His smile reminded me of sunlight glinting off raindrops. Chickadees in the caragana bushes, canola rustling in the field across the road, sheets flapping on the laundry line and the buzzing of a mosquito near my ear all threatened to overpower his words. I barely managed to hear him say, "She got her second self today."

"You don't look happy about it." I dropped my gaze to the mud-hole at my feet, scooped a handful of goop from the bottom and luxuriated in the sensation of the texture against my skin.

"Denny says Jana will pass away soon." His words pulled my eyes back to his face just in time to see him take a shuddering breath.

"What's going to kill her?" I asked.

Quicker than the time it took for the mud in my hand to plop onto the pile next to the hole, his expression twisted into a grimace. "Remember what I told you about euphemisms?" He asked.

"Remember what I told you about how I'm only nine years old?"

"Don't act like you don't remember," he said.

I sighed. "Fine. It's when people make ugly things sound nicer than they are."

"Go ahead and put death at the top of the list of things you should use euphemisms for," he said.

I paused for a moment, then carried on patting the top of the growing mud-pile. "I don't know what the point of that is. It doesn't change anything," I mumbled.

"It hurts less," he said.

"They're dead—"

"Only living people still have feelings that can be hurt."

"Why is Jana going to pass away?" I said in a softer tone.

"Denny says Jana's second self is the one that's killing her.
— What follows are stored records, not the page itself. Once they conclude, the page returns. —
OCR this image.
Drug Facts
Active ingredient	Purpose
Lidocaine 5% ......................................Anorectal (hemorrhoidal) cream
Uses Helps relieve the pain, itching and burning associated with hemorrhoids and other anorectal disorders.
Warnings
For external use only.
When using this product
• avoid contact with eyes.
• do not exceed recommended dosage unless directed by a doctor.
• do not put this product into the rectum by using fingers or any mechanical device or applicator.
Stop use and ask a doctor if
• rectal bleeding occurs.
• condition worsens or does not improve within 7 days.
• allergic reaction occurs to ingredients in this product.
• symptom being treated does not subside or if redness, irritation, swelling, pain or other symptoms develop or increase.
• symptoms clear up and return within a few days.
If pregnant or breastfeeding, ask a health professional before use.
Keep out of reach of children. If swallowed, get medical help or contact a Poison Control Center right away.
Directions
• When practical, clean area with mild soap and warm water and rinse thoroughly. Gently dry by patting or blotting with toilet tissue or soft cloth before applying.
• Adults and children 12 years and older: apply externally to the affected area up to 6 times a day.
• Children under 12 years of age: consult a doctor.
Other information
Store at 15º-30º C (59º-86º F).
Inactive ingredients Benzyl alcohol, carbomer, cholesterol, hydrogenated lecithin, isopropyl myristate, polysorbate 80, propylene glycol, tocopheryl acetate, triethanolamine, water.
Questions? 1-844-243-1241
He says second selves are a disease that inevitably kills us."

"You told me getting a second self is a blessing. Are you saying that's not true?" I mashed my feet into the muck, focusing on the squish of the goo compressing between my toes before it squirted out the other side. When I glanced at him again, he shimmered like water mist from a sprinkler.
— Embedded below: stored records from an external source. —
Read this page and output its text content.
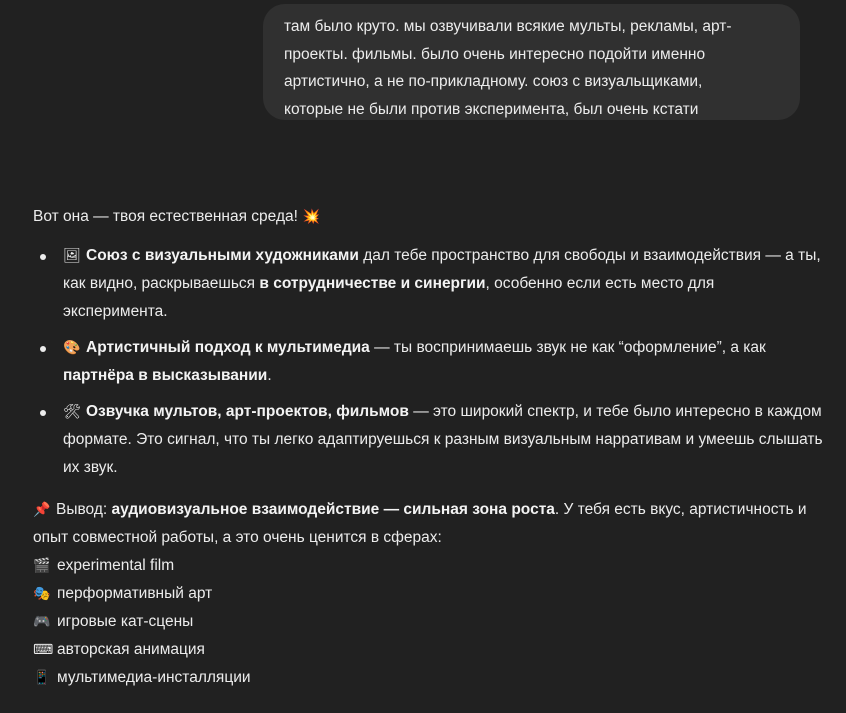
там было круто. мы озвучивали всякие мульты, рекламы, арт-

проекты. фильмы. было очень интересно подойти именно

артистично, а не по-прикладному. союз с визуальщиками,

которые не были против эксперимента, был очень кстати

Вот она — твоя естественная среда! 💥

🖼 Союз с визуальными художниками дал тебе пространство для свободы и взаимодействия — а ты, как видно, раскрываешься в сотрудничестве и синергии, особенно если есть место для эксперимента.
🎨 Артистичный подход к мультимедиа — ты воспринимаешь звук не как “оформление”, а как партнёра в высказывании.
🛠 Озвучка мультов, арт-проектов, фильмов — это широкий спектр, и тебе было интересно в каждом формате. Это сигнал, что ты легко адаптируешься к разным визуальным нарративам и умеешь слышать их звук.

📌 Вывод: аудиовизуальное взаимодействие — сильная зона роста. У тебя есть вкус, артистичность и опыт совместной работы, а это очень ценится в сферах:

🎬 experimental film
🎭 перформативный арт
🎮 игровые кат-сцены
⌨ авторская анимация
📱 мультимедиа-инсталляции
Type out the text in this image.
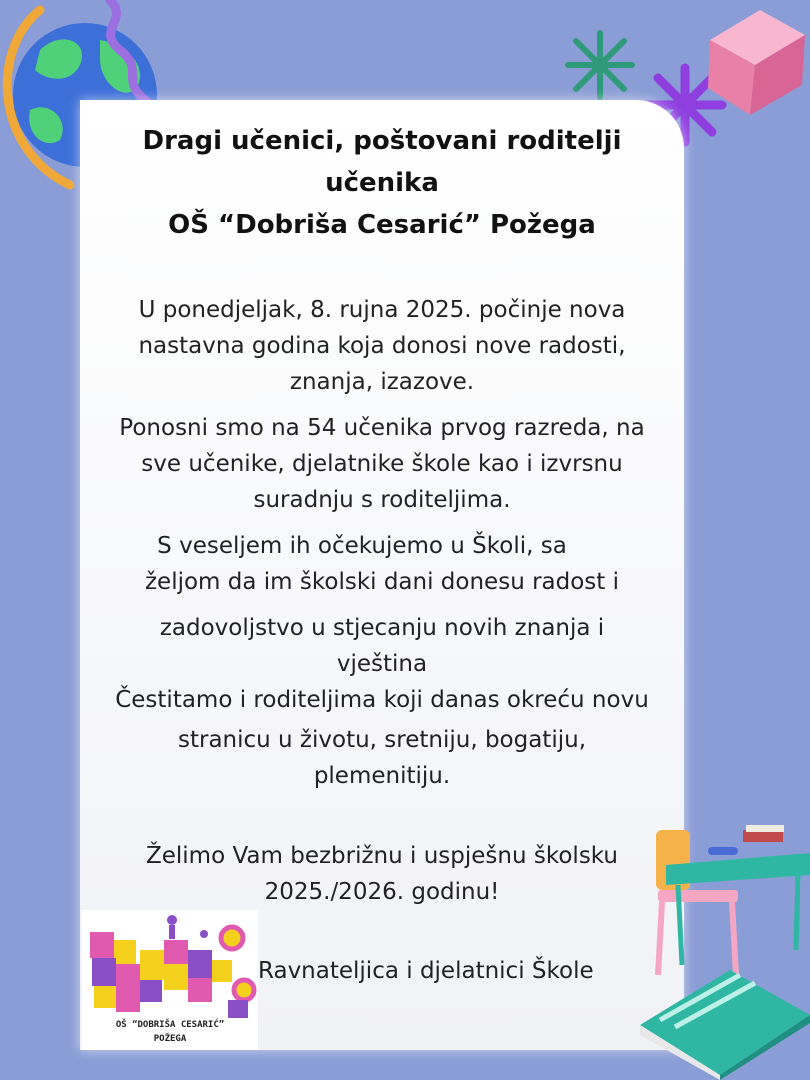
Dragi učenici, poštovani roditelji
učenika
OŠ “Dobriša Cesarić” Požega
U ponedjeljak, 8. rujna 2025. počinje nova
nastavna godina koja donosi nove radosti,
znanja, izazove.
Ponosni smo na 54 učenika prvog razreda, na
sve učenike, djelatnike škole kao i izvrsnu
suradnju s roditeljima.
S veseljem ih očekujemo u Školi, sa
željom da im školski dani donesu radost i
zadovoljstvo u stjecanju novih znanja i
vještina
Čestitamo i roditeljima koji danas okreću novu
stranicu u životu, sretniju, bogatiju,
plemenitiju.
Želimo Vam bezbrižnu i uspješnu školsku
2025./2026. godinu!
Ravnateljica i djelatnici Škole
OŠ “DOBRIŠA CESARIĆ”
POŽEGA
"Perfect love is learned through Penitence. That's always a blessing," he said.

"Maybe this makes more sense to you because you're so much older than me," I said sarcastically. It was one thing to correct me, but I wasn't about to listen to a Sunday school lesson from someone only a few years older than myself.

"Three years doesn't make much of a difference," he said.

"Good point," I muttered. Slightly louder, I added, "I guess that must mean you think I'm smarter than I am. I suppose I should be flattered, but I'm going to need you to explain it better."

"Your world is full of suffering. We can be called upon at a young age to show Penitence through sacrifice...even the ultimate sacrifice." He squatted in front of me and enveloped my trembling hands in his own before carrying on. "The lives of Incepterrians are tied to our second selves. Their deaths cause us to die. Starvation and illness are common where Jana's second self is living. The child is sick. Without medical care to prevent it, the child will die."

I tried to force my face into the appropriate expression of grief but could feel the muscles twist into the grimace I'd come to think of as being like a dog trying to smile; its defining characteristics being my lips pulling away from my teeth and the corners of my mouth, not knowing what direction to point.